Der Jugend gehört das Morgen, aber den Älteren nicht nur das Gestern
Altwerden ist offenbar vor allem eines: peinlich in einer Gesellschaft, die von ewiger Jugendlichkeit träumt. Pensionisten hingegen träumen von einem würdigen Leben.
Anti-Aging-Produkte fluten den Markt, schließlich soll das alte Sechzig ja zum neuen Vierzig gemogelt werden. Also lassen sich Frauen und zunehmend auch Männer von Schönheitschirurgen ihre Gesichter bis zur Unkenntlichkeit faltenfrei bügeln, Fett absaugen und diverse Dellen aufspritzen – in der fälschlichen Annahme, dass der aufgefrischte Schein ihr menschliches Sein bestimmt.
Andererseits leben immer mehr ältere Menschen an oder unter der Armutsgrenze. Ihre ASVG-Pensionen reichen nach der x-ten Reform nicht mehr für ein würdiges Leben. Blöderweise lassen sich aber auch im fortgeschrittenen Alter die Mieten und die Stromrechnungen nicht mit einem freundlichen Lächeln begleichen.
Die Pensionen sind der große Brocken im Staatsbudget. Hier müsse endlich angesetzt werden, fordern unentwegt Politikerinnen und Politiker, deren Tagesgage um einiges höher als die durchschnittliche ASVGMonatspension ist. Forsch wird Jung gegen Alt in Kampfstellung gebracht und mit dem Generationenvertrag herumgefuchtelt. Dabei wird gern vergessen, dass die Alten ihren Teil des Vertrags sehr wohl eingehalten, in ihrer aktiven Zeit fleißig Pensions- und Sozialversicherungsbeiträge abgeführt, Kinder in die Welt gesetzt und deren Ausbildung finanziert haben.
Hätten sie das, was sie für ihren Nachwuchs in Sachen Kindergarten, Schule, Kleidung, Nachmittagsbetreuung, Sprach-, Musik- und Theaterkursen täglich, monatlich, jährlich hingeblättert haben, direkt in eine private Pensionskasse eingezahlt: Ihr Lebensabend wäre nobel – unabhängig davon, wie finanzstark der Staat gerade ist.
In schöner Regelmäßigkeit wiederholen Pensionsexperten, die Menschen müssten länger arbeiten, sonst kippe das System. Aber ja, gern. Nur: Wie? Und wo? Und zu welchen Konditionen?

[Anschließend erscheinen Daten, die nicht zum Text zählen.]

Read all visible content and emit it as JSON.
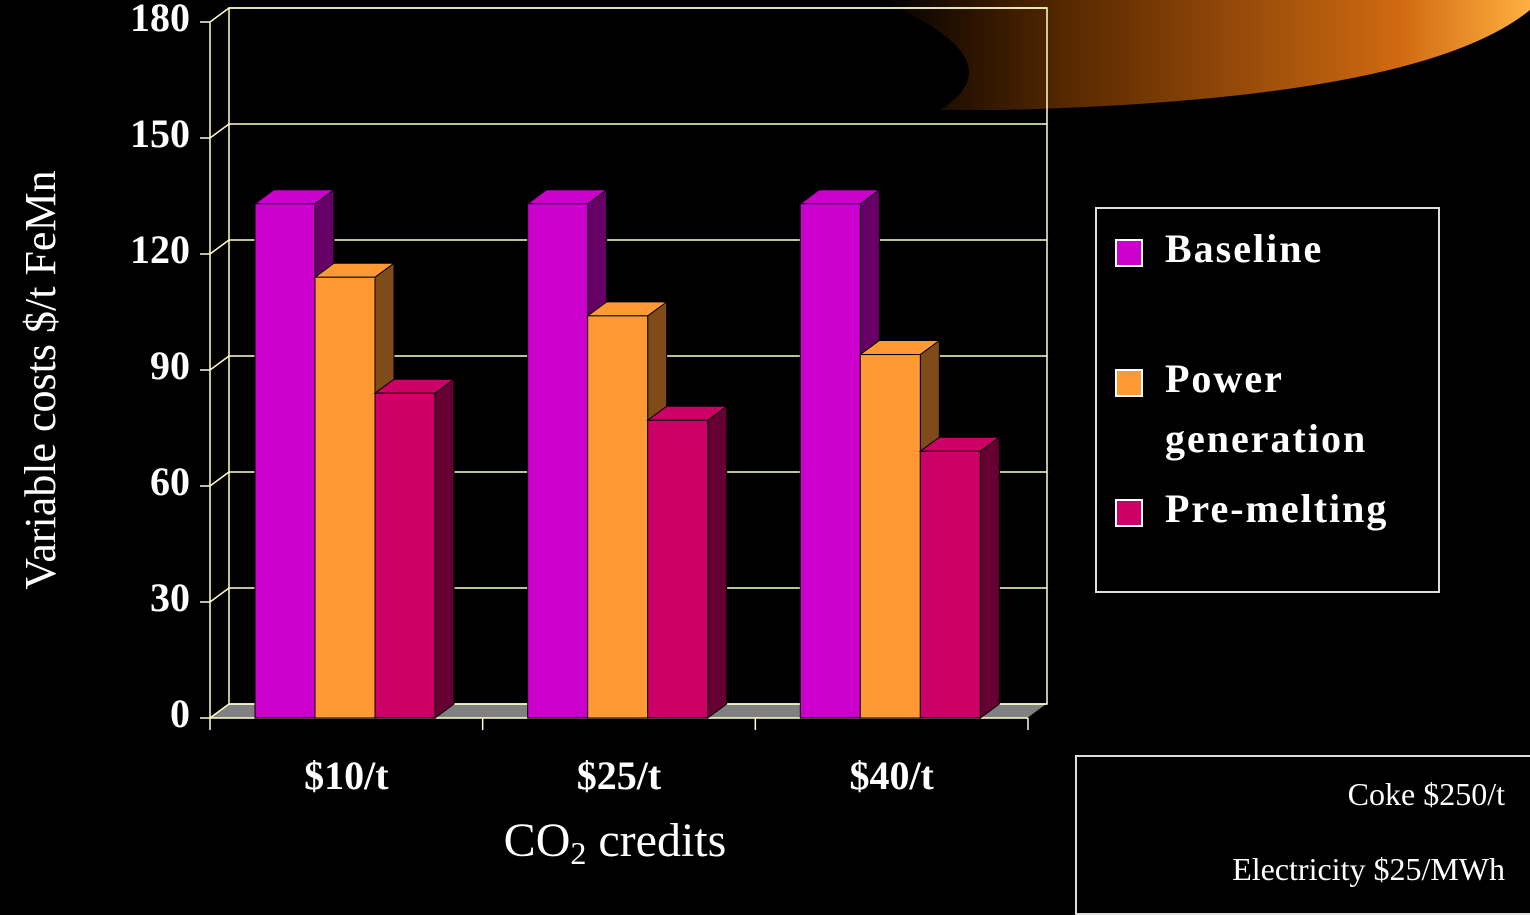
{
  "chart_data": {
    "type": "bar3d",
    "categories": [
      "$10/t",
      "$25/t",
      "$40/t"
    ],
    "series": [
      {
        "name": "Baseline",
        "color": "#cc00cc",
        "side": "#660066",
        "values": [
          133,
          133,
          133
        ]
      },
      {
        "name": "Power generation",
        "color": "#ff9933",
        "side": "#7f4c19",
        "values": [
          114,
          104,
          94
        ]
      },
      {
        "name": "Pre-melting",
        "color": "#cc0066",
        "side": "#660033",
        "values": [
          84,
          77,
          69
        ]
      }
    ],
    "ylabel": "Variable costs $/t FeMn",
    "xlabel": [
      "CO",
      "2",
      " credits"
    ],
    "ylim": [
      0,
      180
    ],
    "yticks": [
      0,
      30,
      60,
      90,
      120,
      150,
      180
    ],
    "grid": true,
    "notes": [
      "Coke $250/t",
      "Electricity $25/MWh"
    ]
  }
}
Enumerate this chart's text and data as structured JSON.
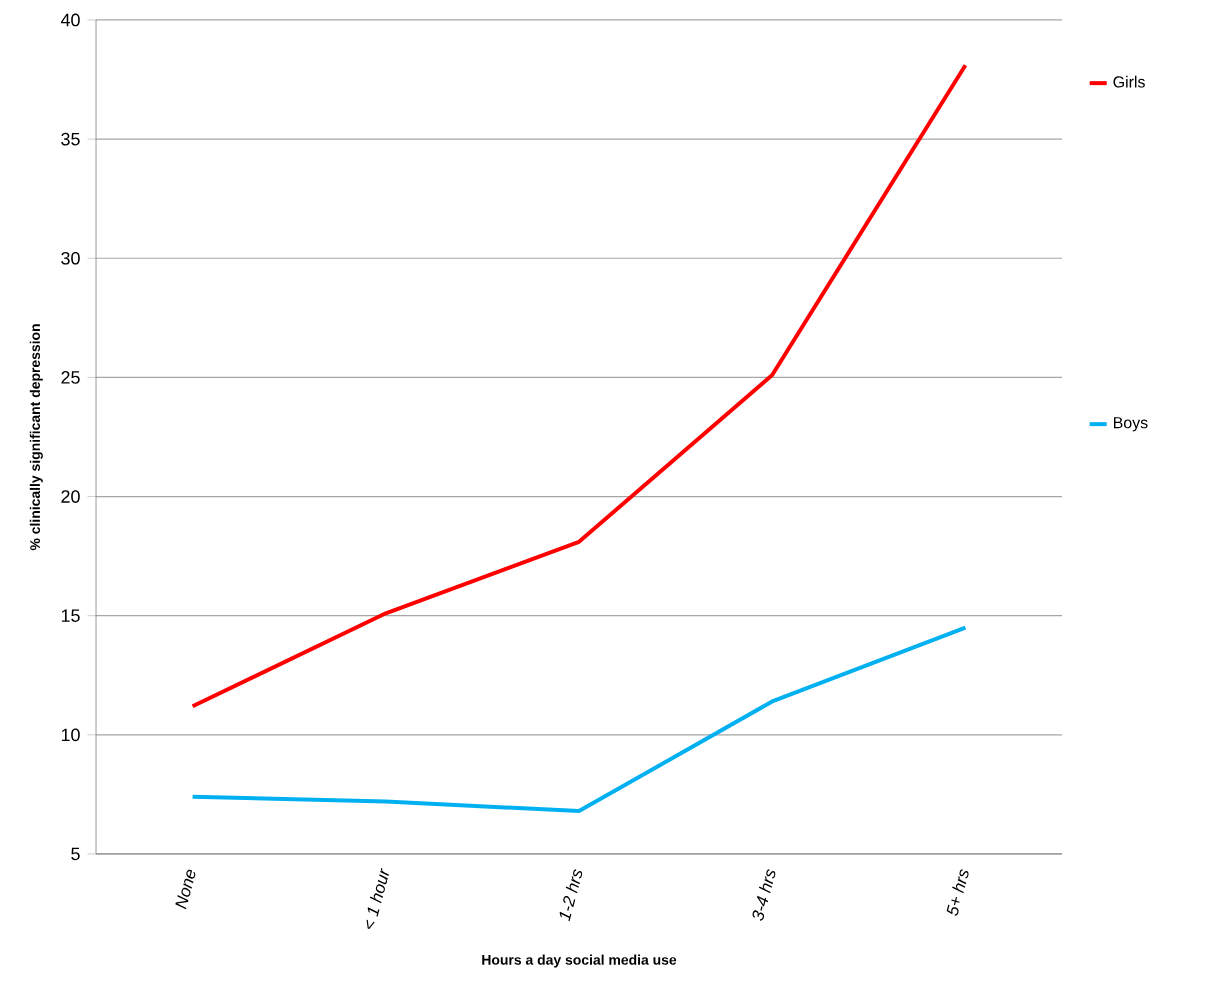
{
  "chart_data": {
    "type": "line",
    "xlabel": "Hours a day social media use",
    "ylabel": "% clinically significant depression",
    "categories": [
      "None",
      "< 1 hour",
      "1-2 hrs",
      "3-4 hrs",
      "5+ hrs"
    ],
    "series": [
      {
        "name": "Girls",
        "color": "#ff0000",
        "values": [
          11.2,
          15.1,
          18.1,
          25.1,
          38.1
        ]
      },
      {
        "name": "Boys",
        "color": "#00b0f0",
        "values": [
          7.4,
          7.2,
          6.8,
          11.4,
          14.5
        ]
      }
    ],
    "ylim": [
      5,
      40
    ],
    "yticks": [
      5,
      10,
      15,
      20,
      25,
      30,
      35,
      40
    ],
    "grid": "y",
    "legend": "right",
    "marker": "none",
    "line_style": "solid"
  }
}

Die Arbeitslosenquote in der Generation 50 plus liegt mit mehr als sieben Prozent über dem Durchschnitt. Wer Glück hat, wird wenigstens mit einer Kopfgeld- prämie namens Golden Handshake in die Frührente geschickt. Immer öfter nutzen Unternehmen Altersteilzeit als elegantes, noch dazu staatlich gefördertes Sparprogramm.
Wer tatsächlich Glück hat, einen adäquaten Job findet oder in der Rente freiberuflich weiterarbeitet, der wird vom Staat kräftig abgeräumt; heißt: Obwohl man dank der Pension sowieso krankenund unfallversichert ist, werden Kranken-, Unfall- und – besonders bizarr – Pensionsversicherungsbeiträge eingehoben, wobei Letztere auf die Berechnung der Pension null oder nur marginalste Auswirkungen haben.
Am besten spart man bei den Pensionen natürlich, wenn die Menschen erst gar nicht alt werden. Unter diesem Aspekt sollte man auch das neue Rauchergesetz bewerten. Man könnte es insofern noch nachschärfen, als für Menschen ab, sagen wir, 50 der Zigarettenkonsum zwingend vorgeschrieben wird – mit dem positiven Nebeneffekt, dass das Geschäft mit Rauchwaren angekurbelt und folglich mehr Geld in die Staatskassen fließt.
Verkehrsminister Norbert Hofer hat das Pensionsbezieher-Reduktionsprogramm ja bereits unerschrocken in Angriff genommen und die Höchstgeschwindigkeit auf Autobahnen – Umweltbelastung, Treibhauseffekt und Unfallgefahr hin oder her – streckenweise erhöht. Eine Ausweitung der mobilen Kampfzone ist somit angedacht.
Man muss das Tempobolzen also nicht nur emotionslos, sondern als wichtigen Beitrag zur Pensionskassensanierung ansehen. Natürlich gilt für Seniorinnen und Senioren Höchstgeschwindigkeitspflicht künftig auch bei Regen, Nebel, Schnee, Glatteis und schlechter Sicht. Stichhaltige Gerüchte, wonach Rasen sowieso immer lebensgefährlich ist, sogar bei staubtrockener Straßenlage, erst recht aber bei schlechten Witterungsverhältnissen, müssen schließlich erst belegt werden.